What changed — and what it produced
Based on the analysis, the client transitioned to a self-funded plan at their next renewal. Key structural changes: move to a transparent pass-through PBM with 100% rebate passthrough, generic step therapy protocol implemented for the identified drug classes, Direct Primary Care clinic contracted for the manufacturing site, and specific stop-loss structured at $125,000 to cap the exposure from high-cost claimants.
Eighteen months into the self-funded plan, the results were measurable. Pharmacy spend had declined 38% from the prior year — driven by generic conversion, biosimilar substitution on the autoimmune biologic, and elimination of PBM spread pricing. ER utilization had declined 29%, consistent with DPC adoption rates. Total plan cost per member per month was 11% below the equivalent fully insured premium.
"We had been paying for a plan we didn't understand, being renewed at a price we couldn't verify. The data changed everything — not just the cost, but how we thought about benefits as a financial management problem."
— CFO, Midwest Manufacturing ClientThe broader lesson
The findings in this case are not unusual. In our experience evaluating mid-market employer health plans, the pattern repeats with remarkable consistency: pharmacy economics significantly worse than benchmark, avoidable ER utilization driven by primary care access gaps, and claims concentration that explains renewal pricing but is never disclosed. What's unusual is that this employer actually looked.

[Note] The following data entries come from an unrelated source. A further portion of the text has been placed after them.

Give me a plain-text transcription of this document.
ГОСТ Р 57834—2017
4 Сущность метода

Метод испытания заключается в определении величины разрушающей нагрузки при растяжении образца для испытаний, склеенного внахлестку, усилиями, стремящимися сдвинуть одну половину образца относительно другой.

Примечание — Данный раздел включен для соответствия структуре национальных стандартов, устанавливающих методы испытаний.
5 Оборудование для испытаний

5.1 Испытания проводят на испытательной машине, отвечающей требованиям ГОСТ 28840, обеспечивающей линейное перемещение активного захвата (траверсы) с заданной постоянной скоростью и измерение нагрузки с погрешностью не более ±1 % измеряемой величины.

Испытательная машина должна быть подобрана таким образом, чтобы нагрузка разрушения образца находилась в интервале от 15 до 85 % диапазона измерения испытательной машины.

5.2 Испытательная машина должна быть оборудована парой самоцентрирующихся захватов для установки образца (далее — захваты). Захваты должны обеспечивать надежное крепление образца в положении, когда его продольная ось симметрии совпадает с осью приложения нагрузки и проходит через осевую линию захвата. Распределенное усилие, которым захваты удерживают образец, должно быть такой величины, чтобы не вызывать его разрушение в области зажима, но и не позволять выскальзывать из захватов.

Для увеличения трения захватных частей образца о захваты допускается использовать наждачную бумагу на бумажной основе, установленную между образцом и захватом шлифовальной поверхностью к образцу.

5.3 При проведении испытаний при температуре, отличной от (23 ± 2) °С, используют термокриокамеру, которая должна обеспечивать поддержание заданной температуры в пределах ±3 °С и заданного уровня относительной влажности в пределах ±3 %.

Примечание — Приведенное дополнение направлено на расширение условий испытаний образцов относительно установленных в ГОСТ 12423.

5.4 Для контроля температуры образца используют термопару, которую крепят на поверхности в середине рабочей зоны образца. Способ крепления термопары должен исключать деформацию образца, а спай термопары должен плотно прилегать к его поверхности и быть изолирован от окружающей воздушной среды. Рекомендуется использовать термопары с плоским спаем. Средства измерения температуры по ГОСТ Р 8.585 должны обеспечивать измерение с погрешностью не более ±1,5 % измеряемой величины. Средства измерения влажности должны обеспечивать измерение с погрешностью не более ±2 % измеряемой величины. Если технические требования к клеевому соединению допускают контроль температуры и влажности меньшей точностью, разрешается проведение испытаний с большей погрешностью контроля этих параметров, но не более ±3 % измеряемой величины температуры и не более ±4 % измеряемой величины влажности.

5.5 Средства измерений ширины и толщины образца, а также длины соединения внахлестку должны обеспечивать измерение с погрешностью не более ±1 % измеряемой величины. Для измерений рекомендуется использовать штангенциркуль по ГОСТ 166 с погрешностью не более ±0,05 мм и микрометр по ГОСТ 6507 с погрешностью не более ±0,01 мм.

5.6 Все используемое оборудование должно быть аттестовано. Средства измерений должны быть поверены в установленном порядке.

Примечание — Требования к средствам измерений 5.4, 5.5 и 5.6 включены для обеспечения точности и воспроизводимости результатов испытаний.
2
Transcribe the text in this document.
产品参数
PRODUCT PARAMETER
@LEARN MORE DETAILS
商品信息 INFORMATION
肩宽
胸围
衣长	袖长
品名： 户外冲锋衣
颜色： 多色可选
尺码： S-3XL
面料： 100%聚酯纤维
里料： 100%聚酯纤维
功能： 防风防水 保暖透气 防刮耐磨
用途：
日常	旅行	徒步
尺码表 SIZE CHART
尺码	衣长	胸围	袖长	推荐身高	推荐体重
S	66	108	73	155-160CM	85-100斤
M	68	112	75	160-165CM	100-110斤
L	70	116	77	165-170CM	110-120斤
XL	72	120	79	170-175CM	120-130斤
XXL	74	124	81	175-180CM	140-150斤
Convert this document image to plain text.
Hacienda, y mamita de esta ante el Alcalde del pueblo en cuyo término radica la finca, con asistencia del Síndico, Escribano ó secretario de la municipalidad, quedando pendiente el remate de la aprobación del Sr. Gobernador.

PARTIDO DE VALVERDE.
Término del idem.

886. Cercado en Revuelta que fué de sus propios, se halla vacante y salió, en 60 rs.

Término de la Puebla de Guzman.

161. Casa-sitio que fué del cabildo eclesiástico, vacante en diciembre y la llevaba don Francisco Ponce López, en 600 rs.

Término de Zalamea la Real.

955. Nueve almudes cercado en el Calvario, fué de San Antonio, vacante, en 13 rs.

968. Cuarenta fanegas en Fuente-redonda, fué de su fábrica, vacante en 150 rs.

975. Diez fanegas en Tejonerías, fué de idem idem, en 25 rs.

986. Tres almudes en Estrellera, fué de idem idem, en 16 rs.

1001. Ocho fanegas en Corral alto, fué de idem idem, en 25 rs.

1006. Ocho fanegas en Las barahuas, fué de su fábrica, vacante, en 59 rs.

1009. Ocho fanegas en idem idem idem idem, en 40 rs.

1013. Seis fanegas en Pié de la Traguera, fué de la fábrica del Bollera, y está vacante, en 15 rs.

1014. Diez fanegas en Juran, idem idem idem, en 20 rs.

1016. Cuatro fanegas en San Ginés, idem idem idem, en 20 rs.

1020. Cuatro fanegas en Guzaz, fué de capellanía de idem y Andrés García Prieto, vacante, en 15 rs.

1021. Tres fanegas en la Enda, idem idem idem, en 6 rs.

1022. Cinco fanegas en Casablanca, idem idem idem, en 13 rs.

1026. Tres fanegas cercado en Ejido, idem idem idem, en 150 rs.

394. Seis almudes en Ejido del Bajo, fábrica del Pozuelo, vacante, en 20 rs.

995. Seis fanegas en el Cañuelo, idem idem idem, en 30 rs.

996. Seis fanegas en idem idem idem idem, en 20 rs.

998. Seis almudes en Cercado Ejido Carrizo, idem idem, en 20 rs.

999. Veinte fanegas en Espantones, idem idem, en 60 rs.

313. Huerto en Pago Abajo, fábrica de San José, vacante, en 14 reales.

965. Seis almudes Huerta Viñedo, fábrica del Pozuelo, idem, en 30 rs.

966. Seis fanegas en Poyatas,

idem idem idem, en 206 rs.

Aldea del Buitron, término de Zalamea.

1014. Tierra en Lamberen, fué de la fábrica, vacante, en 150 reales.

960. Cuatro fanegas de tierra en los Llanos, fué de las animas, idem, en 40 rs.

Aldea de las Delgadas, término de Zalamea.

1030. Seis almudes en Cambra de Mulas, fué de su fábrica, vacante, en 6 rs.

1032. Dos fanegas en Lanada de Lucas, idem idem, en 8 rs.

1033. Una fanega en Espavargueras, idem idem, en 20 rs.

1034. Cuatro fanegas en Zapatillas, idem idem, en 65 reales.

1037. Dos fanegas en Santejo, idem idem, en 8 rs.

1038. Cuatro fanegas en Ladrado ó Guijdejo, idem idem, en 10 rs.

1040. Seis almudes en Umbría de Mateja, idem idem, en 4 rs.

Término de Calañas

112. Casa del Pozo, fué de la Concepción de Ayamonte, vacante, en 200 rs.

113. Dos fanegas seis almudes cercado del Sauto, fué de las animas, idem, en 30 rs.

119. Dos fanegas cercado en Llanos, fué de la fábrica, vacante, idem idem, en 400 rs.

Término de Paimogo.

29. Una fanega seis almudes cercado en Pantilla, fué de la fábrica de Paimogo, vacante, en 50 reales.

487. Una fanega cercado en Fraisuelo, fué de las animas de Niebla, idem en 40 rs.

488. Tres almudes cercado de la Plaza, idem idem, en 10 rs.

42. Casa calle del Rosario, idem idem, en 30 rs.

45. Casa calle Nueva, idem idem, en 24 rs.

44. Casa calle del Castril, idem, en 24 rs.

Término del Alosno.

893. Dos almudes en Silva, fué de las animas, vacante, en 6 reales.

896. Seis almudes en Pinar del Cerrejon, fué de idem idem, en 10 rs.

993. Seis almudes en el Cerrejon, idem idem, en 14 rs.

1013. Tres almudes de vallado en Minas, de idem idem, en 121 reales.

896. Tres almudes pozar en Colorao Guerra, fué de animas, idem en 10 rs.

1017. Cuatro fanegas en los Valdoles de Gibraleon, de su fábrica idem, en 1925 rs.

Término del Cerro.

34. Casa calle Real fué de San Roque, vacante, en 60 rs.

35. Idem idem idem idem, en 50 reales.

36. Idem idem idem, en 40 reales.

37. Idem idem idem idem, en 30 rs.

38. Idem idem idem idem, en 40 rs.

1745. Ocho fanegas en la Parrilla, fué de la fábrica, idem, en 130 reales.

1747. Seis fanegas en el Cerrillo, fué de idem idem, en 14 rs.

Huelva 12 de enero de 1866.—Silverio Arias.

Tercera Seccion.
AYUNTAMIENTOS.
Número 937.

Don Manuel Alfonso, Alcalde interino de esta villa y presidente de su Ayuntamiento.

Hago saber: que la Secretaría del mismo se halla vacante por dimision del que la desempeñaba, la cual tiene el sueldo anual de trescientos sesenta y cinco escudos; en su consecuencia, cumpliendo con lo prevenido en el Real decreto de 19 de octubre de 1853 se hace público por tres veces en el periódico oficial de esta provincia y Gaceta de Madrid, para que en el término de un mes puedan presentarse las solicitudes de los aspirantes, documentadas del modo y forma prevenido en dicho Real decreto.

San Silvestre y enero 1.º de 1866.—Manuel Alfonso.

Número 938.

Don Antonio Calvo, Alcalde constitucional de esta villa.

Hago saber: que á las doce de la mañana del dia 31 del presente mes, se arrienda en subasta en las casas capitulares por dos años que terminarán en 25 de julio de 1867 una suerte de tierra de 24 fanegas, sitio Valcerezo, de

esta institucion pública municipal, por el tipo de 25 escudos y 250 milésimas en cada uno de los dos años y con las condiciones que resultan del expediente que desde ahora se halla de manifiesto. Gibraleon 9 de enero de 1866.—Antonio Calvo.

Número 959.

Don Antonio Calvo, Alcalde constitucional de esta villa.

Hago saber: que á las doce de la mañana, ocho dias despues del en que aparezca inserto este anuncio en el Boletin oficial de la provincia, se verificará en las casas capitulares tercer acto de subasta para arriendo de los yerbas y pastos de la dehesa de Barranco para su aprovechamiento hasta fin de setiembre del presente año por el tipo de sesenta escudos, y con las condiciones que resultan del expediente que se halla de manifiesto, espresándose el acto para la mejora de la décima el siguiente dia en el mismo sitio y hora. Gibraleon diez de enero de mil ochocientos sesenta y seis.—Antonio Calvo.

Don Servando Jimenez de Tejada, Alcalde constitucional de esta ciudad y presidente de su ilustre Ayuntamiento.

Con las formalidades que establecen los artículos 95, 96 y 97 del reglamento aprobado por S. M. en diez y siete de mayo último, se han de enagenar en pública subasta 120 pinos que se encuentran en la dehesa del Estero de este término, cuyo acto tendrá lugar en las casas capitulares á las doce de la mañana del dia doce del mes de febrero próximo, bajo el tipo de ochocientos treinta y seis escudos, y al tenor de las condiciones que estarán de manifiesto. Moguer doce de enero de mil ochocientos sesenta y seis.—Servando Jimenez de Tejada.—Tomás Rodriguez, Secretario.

The data is available. ERISA requires carriers to provide it. Analyzing it requires expertise and benchmarks, but it's not technically complicated. What it requires is an advisor who has an incentive to find the problems — because finding the problems is the first step toward fixing them, and fixing them is the entire point.
If you've been with the same carrier for more than two years and have never seen a detailed claims analysis, that absence of information is itself informative. The data exists. The question is whether anyone has looked at it on your behalf.
Request a full claims analysis — not a renewal summary, but actual utilization data broken down by category, pharmacy economics benchmarked against market, and ER utilization compared to peers. If your advisor can't produce this, or your carrier won't provide the underlying data, those are both important signals about whether your current arrangement is serving your interests.